Probability — OCR GCSE Study Guide
Exam Board: OCR | Level: GCSE
Master the fundamentals of probability, from calculating simple theoretical outcomes to constructing complex tree and Venn diagrams. This topic is heavily weighted in GCSE Mathematics and connects directly to fractions, decimals, and percentages.
## Overview

Probability is the mathematical language of uncertainty. In your GCSE Mathematics exam, it serves as a critical bridge between arithmetic (fractions, decimals, percentages) and real-world logic. Examiners use probability questions to test your ability to process information, apply logical steps, and handle fractions and decimals under pressure.
Whether you are aiming for Foundation or Higher tier, probability is guaranteed to appear. It connects seamlessly to ratio, proportion, and algebra. Typical exam questions range from simple 1-mark recall questions (like placing an event on a probability scale) to complex 5-mark synoptic questions involving tree diagrams without replacement or algebraic probability.

## Key Concepts
### Concept 1: The Probability Scale and Basic Calculations
Probability is always expressed as a number between $0$ (impossible) and $1$ (certain). You can write this as a fraction, a decimal, or a percentage. Examiners will award no marks if you write a probability greater than 1 or less than 0.

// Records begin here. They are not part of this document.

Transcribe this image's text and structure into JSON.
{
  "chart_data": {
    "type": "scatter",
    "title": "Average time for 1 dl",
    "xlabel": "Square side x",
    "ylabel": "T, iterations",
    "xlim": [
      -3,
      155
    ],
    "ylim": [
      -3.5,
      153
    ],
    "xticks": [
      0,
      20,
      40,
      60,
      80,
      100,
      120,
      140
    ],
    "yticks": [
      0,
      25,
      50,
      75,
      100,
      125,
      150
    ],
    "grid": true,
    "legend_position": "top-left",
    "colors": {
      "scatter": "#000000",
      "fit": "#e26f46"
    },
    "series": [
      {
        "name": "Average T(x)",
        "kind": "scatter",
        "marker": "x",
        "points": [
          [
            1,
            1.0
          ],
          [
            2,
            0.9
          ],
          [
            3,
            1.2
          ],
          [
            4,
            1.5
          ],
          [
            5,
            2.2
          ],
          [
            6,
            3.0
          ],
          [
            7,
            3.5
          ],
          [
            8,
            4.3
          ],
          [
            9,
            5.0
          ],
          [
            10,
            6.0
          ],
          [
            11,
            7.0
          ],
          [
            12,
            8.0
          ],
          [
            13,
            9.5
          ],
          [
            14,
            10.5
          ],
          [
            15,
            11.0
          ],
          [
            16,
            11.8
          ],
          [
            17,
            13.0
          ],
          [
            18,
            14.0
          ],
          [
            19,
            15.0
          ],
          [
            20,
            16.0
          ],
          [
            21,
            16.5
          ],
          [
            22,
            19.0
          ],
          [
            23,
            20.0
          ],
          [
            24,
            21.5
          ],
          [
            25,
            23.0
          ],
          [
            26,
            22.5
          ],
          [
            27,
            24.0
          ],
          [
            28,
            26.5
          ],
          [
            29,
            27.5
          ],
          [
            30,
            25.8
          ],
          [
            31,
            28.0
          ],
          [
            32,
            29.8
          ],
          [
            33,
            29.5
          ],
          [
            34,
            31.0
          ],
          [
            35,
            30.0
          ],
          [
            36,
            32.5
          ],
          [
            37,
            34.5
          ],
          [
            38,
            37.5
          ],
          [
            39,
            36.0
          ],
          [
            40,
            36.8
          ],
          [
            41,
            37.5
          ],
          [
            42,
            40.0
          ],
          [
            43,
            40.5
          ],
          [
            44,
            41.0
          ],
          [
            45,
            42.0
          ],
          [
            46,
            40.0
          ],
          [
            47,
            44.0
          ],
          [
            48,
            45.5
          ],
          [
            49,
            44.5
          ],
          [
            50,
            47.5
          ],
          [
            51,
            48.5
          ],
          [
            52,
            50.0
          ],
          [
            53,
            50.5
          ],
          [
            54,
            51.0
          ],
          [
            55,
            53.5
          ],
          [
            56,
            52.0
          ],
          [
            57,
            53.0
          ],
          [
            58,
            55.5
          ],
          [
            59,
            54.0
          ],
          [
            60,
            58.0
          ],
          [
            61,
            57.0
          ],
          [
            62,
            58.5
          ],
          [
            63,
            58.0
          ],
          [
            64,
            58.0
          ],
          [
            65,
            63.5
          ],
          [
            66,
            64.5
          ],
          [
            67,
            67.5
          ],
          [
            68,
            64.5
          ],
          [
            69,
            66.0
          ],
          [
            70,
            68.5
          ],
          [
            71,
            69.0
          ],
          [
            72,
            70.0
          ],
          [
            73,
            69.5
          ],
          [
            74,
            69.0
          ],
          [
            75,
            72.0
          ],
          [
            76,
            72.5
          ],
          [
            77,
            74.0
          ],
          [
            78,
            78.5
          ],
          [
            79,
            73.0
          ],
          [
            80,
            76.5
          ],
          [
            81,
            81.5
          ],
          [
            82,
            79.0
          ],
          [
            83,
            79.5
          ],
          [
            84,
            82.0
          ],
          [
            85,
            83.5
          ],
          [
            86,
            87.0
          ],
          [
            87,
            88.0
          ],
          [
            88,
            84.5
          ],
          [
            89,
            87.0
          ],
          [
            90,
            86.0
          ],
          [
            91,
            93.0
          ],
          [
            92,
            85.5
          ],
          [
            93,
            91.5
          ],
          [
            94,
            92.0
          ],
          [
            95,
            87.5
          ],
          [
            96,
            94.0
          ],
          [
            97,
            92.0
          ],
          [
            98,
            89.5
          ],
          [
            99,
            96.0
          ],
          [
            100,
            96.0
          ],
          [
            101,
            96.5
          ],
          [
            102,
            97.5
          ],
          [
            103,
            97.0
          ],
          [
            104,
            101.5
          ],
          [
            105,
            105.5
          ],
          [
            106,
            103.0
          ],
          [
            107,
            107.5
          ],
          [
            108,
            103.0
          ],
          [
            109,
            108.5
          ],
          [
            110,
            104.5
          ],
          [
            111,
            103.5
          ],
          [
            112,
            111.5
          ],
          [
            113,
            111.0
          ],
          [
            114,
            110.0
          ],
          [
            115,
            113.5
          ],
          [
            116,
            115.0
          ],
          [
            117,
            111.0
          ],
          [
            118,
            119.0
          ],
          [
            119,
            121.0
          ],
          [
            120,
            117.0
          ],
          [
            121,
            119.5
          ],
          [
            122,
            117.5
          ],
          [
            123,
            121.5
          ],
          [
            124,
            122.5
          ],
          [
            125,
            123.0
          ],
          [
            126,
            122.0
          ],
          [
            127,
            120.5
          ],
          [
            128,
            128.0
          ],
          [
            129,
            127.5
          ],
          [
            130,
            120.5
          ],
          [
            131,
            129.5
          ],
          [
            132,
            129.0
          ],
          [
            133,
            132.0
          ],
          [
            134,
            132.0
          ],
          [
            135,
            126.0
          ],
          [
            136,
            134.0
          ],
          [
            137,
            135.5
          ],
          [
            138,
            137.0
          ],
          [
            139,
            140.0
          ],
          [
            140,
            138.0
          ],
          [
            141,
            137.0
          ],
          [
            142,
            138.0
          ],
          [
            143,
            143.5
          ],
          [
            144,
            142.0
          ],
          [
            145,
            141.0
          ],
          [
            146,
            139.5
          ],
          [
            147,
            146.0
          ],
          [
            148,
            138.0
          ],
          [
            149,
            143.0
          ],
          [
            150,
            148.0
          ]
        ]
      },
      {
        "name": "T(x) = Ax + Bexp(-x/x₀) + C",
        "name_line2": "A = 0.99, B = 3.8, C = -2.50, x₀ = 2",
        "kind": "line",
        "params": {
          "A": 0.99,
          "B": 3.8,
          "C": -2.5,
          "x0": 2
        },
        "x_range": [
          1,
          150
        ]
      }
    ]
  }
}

Theoretical probability is calculated when all outcomes are equally likely (like a fair dice or a fair coin). The formula is:
$$P(\text{event}) = \frac{\text{Number of successful outcomes}}{\text{Total number of possible outcomes}}$$
**Example**: What is the probability of rolling a prime number on a standard 6-sided dice? The prime numbers are 2, 3, and 5. There are 3 successful outcomes out of 6 possible outcomes. $P(\text{prime}) = \frac{3}{6} = \frac{1}{2}$.
### Concept 2: The Exhaustive Rule (Adding to 1)
One of the most frequently tested concepts is that the sum of the probabilities of all mutually exclusive exhaustive events is 1. This means if you know the probability of an event happening, you can find the probability of it *not* happening.
$$P(\text{Not A}) = 1 - P(\text{A})$$
**Example**: If the probability of a train being late is $0.15$, the probability of it not being late is $1 - 0.15 = 0.85$.
### Concept 3: Tree Diagrams (Independent and Dependent Events)
Tree diagrams are essential for visualising two or more events happening in sequence. They are heavily tested at both Foundation and Higher tiers.

- **Independent Events (With Replacement)**: The outcome of the first event does not affect the second. The denominator remains the same.
- **Dependent Events (Without Replacement)**: The outcome of the first event *does* affect the second. If you remove an item without replacing it, the total number of items (the denominator) decreases by 1 for the second branch.
The golden rules for tree diagrams:
1. **Multiply** along the branches to find the probability of a combined outcome (the "AND" rule).
2. **Add** the final probabilities if there is more than one way to achieve the desired result (the "OR" rule).
### Concept 4: Venn Diagrams and Set Notation
Venn diagrams are used to sort data and calculate probabilities involving overlapping categories. You must be comfortable with set notation:
- $A \cup B$ (A union B): Items in A, or B, or both.
- $A \cap B$ (A intersection B): Items in both A and B.
- $A'$ (A prime/complement): Items not in A.

### Concept 5: Relative Frequency (Experimental Probability)
When we don't know the theoretical probability (e.g., if a dice might be biased), we conduct an experiment. The relative frequency is an estimate of the probability based on experimental data.
$$\text{Relative Frequency} = \frac{\text{Number of successful trials}}{\text{Total number of trials}}$$
**Examiner Tip**: Examiners frequently ask how to make an estimate more reliable. The answer is always: "Increase the number of trials."
## Mathematical/Scientific Relationships
- **Theoretical Probability**: $P(E) = \frac{\text{successful outcomes}}{\text{total outcomes}}$
- **Exhaustive Rule**: $P(A) + P(\text{Not A}) = 1$
- **Expected Frequency**: $\text{Expected Frequency} = \text{Probability} \times \text{Number of trials}$
- **Addition Rule (Mutually Exclusive)**: $P(A \text{ or } B) = P(A) + P(B)$
- **Multiplication Rule (Independent)**: $P(A \text{ and } B) = P(A) \times P(B)$
- **General Addition Rule**: $P(A \cup B) = P(A) + P(B) - P(A \cap B)$
## Practical Applications
Probability is used extensively in the real world:
- **Insurance and Risk**: Actuaries calculate the probability of accidents to set insurance premiums.
- **Quality Control**: Factories test a sample of products to estimate the probability of a defective item in the entire batch.
- **Weather Forecasting**: Meteorologists use complex models to predict the probability of precipitation.